In Samserganj, two villages have been completely eroded by the river, forcing hundreds of residents to shift to other places.

They say no comprehensive plan has been drawn up to arrest the erosion. “Occasionally, the Farakka Barrage Authority carries out some anti-erosion work, and so does the state irrigation department. There is no concrete plan,” says Bishu Choudhury, a Baishnabnagar resident.

Political blame game

Residents say the political parties have not shown much interest in improving their lot. The Congress, which still considers Malda and Murshidabad its bastions, is busy retaining its support base. Trinamul is diligently trying to prove that it has carried out an array of development projects while the BJP is polarising voters, the residents say.

“It is shocking to see that there is no specific plan for the rehabilitation of the erosion victims. A handful of people who get lucky receive land or a house under some government scheme. The rest of us have to fend for ourselves. Landlosers are offered employment or financial assistance for projects but we don’t have any such option. We have supported various parties but our situation has not changed,” says Sanjay Majhi, a resident of Jalangi, another block in Murshidabad.

The locals say that although the BJP has elaborated how it intends to develop Gangasagar, revive the Adi Ganga in Calcutta and improve riverfronts in Howrah, it has been silent on developing the banks of the river. 

The BJP leadership on both banks of the Ganga admit that no major work has been done but try to pass the buck on to the state government.

“It is true that a lot needs to be done. Over the years, the Centre has devised multiple plans but the benefits did not reach the people because of the state government,” says Manik Sarkar, a BJP district general secretary of the Murshidabad (north) committee.

Sreerupa Mitra Choudhury, a BJP Kisan Morcha leader who is contesting elections from Malda, claims that a couple of months ago, central water resources minister Gajendra Singh Shekhwat had taken stock of the situation in Baishnabnagar and held meetings with Farakka Barrage Project (FBP) authorities.

“But Trinamul should tell the public why erosion haunts the lives of the people at Mothabari, Manikchak and Ratua where the FBP has nothing to do and anti-erosion measures are to be taken by the state irrigation department,” she says.

What can be done

Even amid the despair, hope lingers among the residents, thousands of whom are dependant on the river.

From fishermen to farmers, people make a living because of the Ganga, which has blessed them with fish, vegetables and crops in abundance. “The fertile silt deposits of the river largely help the farmers,” says Hariswami Das, a schoolteacher in Baishnabnagar.

According to river experts, improvement in infrastructure like construction of safe riverine ports for steamers, fishery projects and regular cruise services along the Ganga can improve the situation.

“Along with specific plans to check erosion, development of such infrastructure can boost economic activities and help those who have lost land,” says Tuhin Subhra Mondal, a river expert.

Symbol of amity

The Ganga, considered sacred by Hindus, is an epitome of amity in Bengal.

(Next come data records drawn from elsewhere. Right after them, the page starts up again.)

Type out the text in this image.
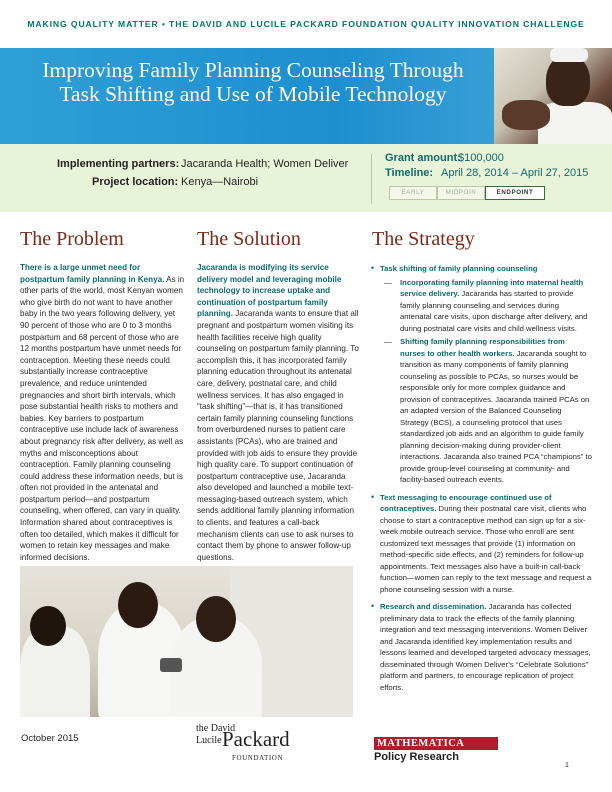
MAKING QUALITY MATTER • THE DAVID AND LUCILE PACKARD FOUNDATION QUALITY INNOVATION CHALLENGE
Improving Family Planning Counseling Through
Task Shifting and Use of Mobile Technology
Implementing partners: Jacaranda Health; Women Deliver
Project location: Kenya—Nairobi
Grant amount:
$100,000
Timeline: April 28, 2014 – April 27, 2015
EARLY	MIDPOIN	ENDPOINT
The Problem	The Solution	The Strategy

There is a large unmet need for postpartum family planning in Kenya. As in other parts of the world, most Kenyan women who give birth do not want to have another baby in the two years following delivery, yet 90 percent of those who are 0 to 3 months postpartum and 68 percent of those who are 12 months postpartum have unmet needs for contraception. Meeting these needs could substantially increase contraceptive prevalence, and reduce unintended pregnancies and short birth intervals, which pose substantial health risks to mothers and babies. Key barriers to postpartum contraceptive use include lack of awareness about pregnancy risk after delivery, as well as myths and misconceptions about contraception. Family planning counseling could address these information needs, but is often not provided in the antenatal and postpartum period—and postpartum counseling, when offered, can vary in quality. Information shared about contraceptives is often too detailed, which makes it difficult for women to retain key messages and make informed decisions.

Jacaranda is modifying its service delivery model and leveraging mobile technology to increase uptake and continuation of postpartum family planning. Jacaranda wants to ensure that all pregnant and postpartum women visiting its health facilities receive high quality counseling on postpartum family planning. To accomplish this, it has incorporated family planning education throughout its antenatal care, delivery, postnatal care, and child wellness services. It has also engaged in “task shifting”—that is, it has transitioned certain family planning counseling functions from overburdened nurses to patient care assistants (PCAs), who are trained and provided with job aids to ensure they provide high quality care. To support continuation of postpartum contraceptive use, Jacaranda also developed and launched a mobile text-messaging-based outreach system, which sends additional family planning information to clients, and features a call-back mechanism clients can use to ask nurses to contact them by phone to answer follow-up questions.

• Task shifting of family planning counseling
— Incorporating family planning into maternal health service delivery. Jacaranda has started to provide family planning counseling and services during antenatal care visits, upon discharge after delivery, and during postnatal care visits and child wellness visits.
— Shifting family planning responsibilities from nurses to other health workers. Jacaranda sought to transition as many components of family planning counseling as possible to PCAs, so nurses would be responsible only for more complex guidance and provision of contraceptives. Jacaranda trained PCAs on an adapted version of the Balanced Counseling Strategy (BCS), a counseling protocol that uses standardized job aids and an algorithm to guide family planning decision-making during provider-client interactions. Jacaranda also trained PCA “champions” to provide group-level counseling at community- and facility-based outreach events.
• Text messaging to encourage continued use of contraceptives. During their postnatal care visit, clients who choose to start a contraceptive method can sign up for a six-week mobile outreach service. Those who enroll are sent customized text messages that provide (1) information on method-specific side effects, and (2) reminders for follow-up appointments. Text messages also have a built-in call-back function—women can reply to the text message and request a phone counseling session with a nurse.
• Research and dissemination. Jacaranda has collected preliminary data to track the effects of the family planning integration and text messaging interventions. Women Deliver and Jacaranda identified key implementation results and lessons learned and developed targeted advocacy messages, disseminated through Women Deliver’s “Celebrate Solutions” platform and partners, to encourage replication of project efforts.
October 2015
the David
Lucile Packard
FOUNDATION
MATHEMATICA
Policy Research
1
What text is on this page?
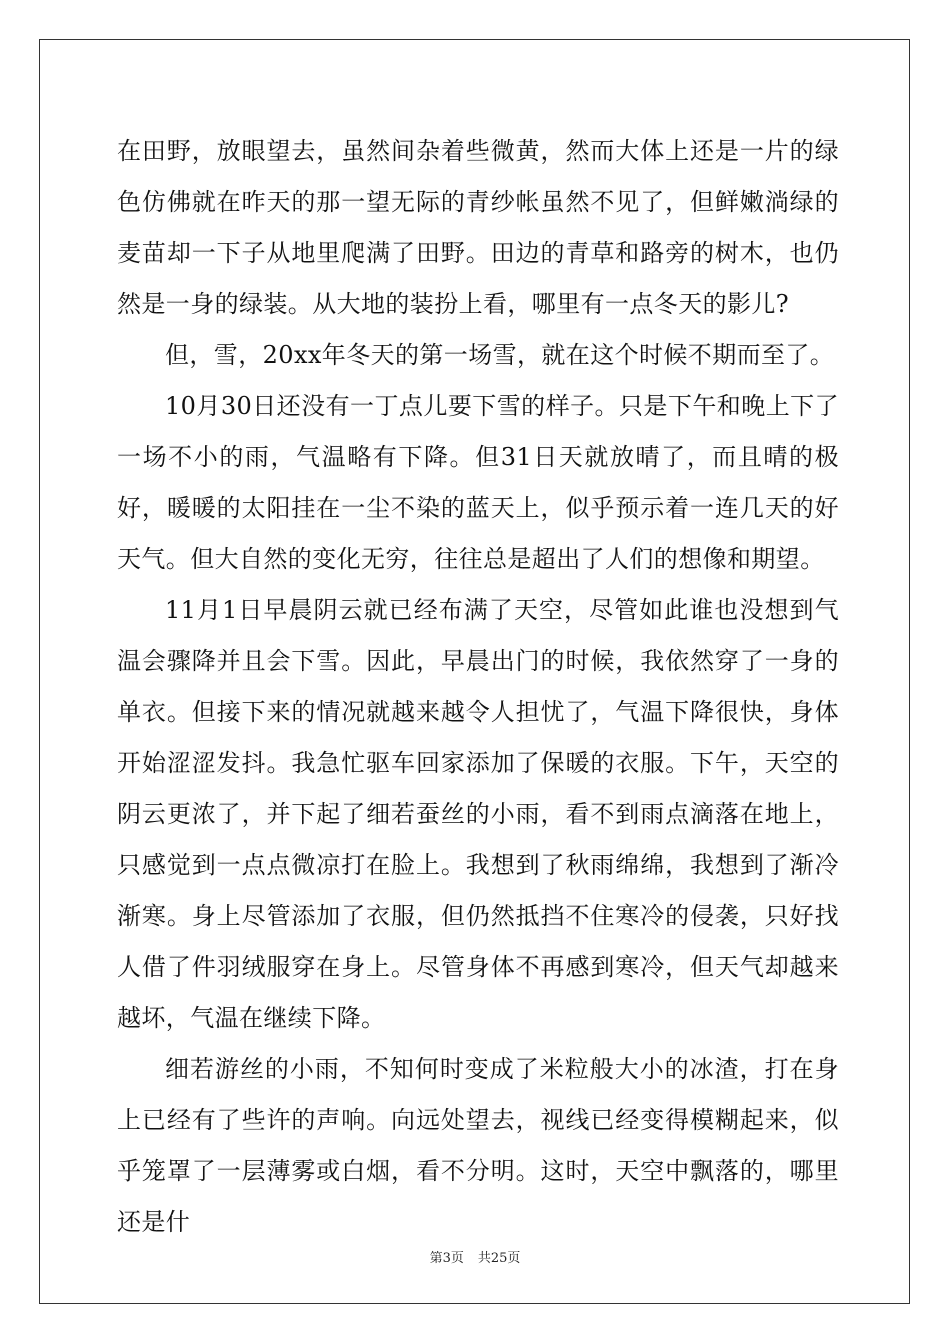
在田野，放眼望去，虽然间杂着些微黄，然而大体上还是一片的绿色仿佛就在昨天的那一望无际的青纱帐虽然不见了，但鲜嫩淌绿的麦苗却一下子从地里爬满了田野。田边的青草和路旁的树木，也仍然是一身的绿装。从大地的装扮上看，哪里有一点冬天的影儿?

但，雪，20xx年冬天的第一场雪，就在这个时候不期而至了。

10月30日还没有一丁点儿要下雪的样子。只是下午和晚上下了一场不小的雨，气温略有下降。但31日天就放晴了，而且晴的极好，暖暖的太阳挂在一尘不染的蓝天上，似乎预示着一连几天的好天气。但大自然的变化无穷，往往总是超出了人们的想像和期望。

11月1日早晨阴云就已经布满了天空，尽管如此谁也没想到气温会骤降并且会下雪。因此，早晨出门的时候，我依然穿了一身的单衣。但接下来的情况就越来越令人担忧了，气温下降很快，身体开始涩涩发抖。我急忙驱车回家添加了保暖的衣服。下午，天空的阴云更浓了，并下起了细若蚕丝的小雨，看不到雨点滴落在地上，只感觉到一点点微凉打在脸上。我想到了秋雨绵绵，我想到了渐冷渐寒。身上尽管添加了衣服，但仍然抵挡不住寒冷的侵袭，只好找人借了件羽绒服穿在身上。尽管身体不再感到寒冷，但天气却越来越坏，气温在继续下降。

细若游丝的小雨，不知何时变成了米粒般大小的冰渣，打在身上已经有了些许的声响。向远处望去，视线已经变得模糊起来，似乎笼罩了一层薄雾或白烟，看不分明。这时，天空中飘落的，哪里还是什

第3页 共25页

Unlike most states upstream, the majority of the people who depend on the river in Malda and Murshidabad are Muslims.

This is because in both districts, the minorities form over half of the population and the majority of them live in blocks through which the Ganga passes.

“The Ganga is our life source, our mother, our source of livelihood,” says Mohammad Liaquat, a Jalangi resident.

For generations, Ali’s family has been dependant on the Ganga, whether it is for a pot of water to cook rice or for fishing or other daily chores.

This message of inclusiveness needs to be emphasised, social researchers believe, at a time the BJP has been trying to use the Ganga as a religious agenda to reap political dividends.

“This is something amazing here in Bengal and is in consonance with the rich legacy of amity that the state has upheld for decades. People here share their distress and aspirations together, cutting across religious lines,” says Soumen Nag, a social researcher in Siliguri.